Les incendies qui ravagent la forêt de Fontainebleau sont désormais maîtrisés, mais des investigations se poursuivent après que deux jeunes hommes de 18 ans ont été mis en examen. Ces événements tragiques ont eu lieu ce jeudi 16 juillet.
La procureure de Fontainebleau, Diane Ngomsik, a annoncé que l'un des suspects est un pompier volontaire, reconnu coupable d'avoir déclenché un incendie lundi.
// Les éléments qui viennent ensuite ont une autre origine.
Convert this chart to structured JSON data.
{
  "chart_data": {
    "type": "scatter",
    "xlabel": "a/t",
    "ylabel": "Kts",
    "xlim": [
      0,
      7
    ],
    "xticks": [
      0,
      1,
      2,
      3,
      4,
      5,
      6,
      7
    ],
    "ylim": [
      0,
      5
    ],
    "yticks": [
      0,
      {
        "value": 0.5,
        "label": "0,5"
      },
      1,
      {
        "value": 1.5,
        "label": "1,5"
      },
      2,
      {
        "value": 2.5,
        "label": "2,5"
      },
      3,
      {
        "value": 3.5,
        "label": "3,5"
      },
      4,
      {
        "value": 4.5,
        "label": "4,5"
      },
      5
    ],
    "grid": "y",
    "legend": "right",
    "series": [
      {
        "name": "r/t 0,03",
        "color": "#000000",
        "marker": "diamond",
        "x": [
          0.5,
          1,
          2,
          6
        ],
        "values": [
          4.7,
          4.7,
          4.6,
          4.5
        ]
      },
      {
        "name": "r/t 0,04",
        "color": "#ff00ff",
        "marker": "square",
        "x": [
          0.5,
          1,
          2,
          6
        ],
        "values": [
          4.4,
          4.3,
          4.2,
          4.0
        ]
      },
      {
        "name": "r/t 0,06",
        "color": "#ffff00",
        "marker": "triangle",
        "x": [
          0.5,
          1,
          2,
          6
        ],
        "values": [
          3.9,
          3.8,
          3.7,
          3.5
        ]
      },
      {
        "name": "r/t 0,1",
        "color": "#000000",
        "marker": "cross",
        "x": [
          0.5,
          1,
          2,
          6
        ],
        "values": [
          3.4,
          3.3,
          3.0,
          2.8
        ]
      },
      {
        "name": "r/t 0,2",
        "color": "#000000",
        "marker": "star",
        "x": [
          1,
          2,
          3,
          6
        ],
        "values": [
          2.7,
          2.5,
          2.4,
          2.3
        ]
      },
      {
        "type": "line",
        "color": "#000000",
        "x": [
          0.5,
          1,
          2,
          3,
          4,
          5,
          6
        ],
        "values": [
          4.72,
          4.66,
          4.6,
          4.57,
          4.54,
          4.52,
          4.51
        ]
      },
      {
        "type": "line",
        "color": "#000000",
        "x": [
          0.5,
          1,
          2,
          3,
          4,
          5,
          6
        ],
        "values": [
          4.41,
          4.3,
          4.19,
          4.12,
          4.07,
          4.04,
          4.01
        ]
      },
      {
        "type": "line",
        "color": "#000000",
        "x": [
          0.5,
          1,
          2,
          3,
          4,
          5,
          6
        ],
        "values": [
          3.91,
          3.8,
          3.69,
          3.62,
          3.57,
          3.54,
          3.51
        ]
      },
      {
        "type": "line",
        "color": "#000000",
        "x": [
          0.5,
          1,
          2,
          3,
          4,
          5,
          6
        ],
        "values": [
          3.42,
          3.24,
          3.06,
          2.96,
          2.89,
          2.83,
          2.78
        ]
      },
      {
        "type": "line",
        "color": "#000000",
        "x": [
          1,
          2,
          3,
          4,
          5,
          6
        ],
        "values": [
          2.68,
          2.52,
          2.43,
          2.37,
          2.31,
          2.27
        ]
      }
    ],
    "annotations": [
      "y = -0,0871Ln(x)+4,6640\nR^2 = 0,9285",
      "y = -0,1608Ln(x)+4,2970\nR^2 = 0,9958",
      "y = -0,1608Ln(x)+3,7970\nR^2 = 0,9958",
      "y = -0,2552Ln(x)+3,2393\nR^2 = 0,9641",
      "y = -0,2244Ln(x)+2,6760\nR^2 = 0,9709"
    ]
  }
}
Initialement, il avait confessé avoir "mis le feu à des brindilles à l'aide d'un briquet et d'essence", avant de revenir sur ses déclarations le lendemain.
Le second individu, un étudiant, a admis avoir "accidentellement provoqué un incendie en jetant sa cigarette". Ce dernier incident s'est produit dans une zone classée pour sa valeur paysage, emblématique de la biodiversité protégée en tant que site Natura 2000.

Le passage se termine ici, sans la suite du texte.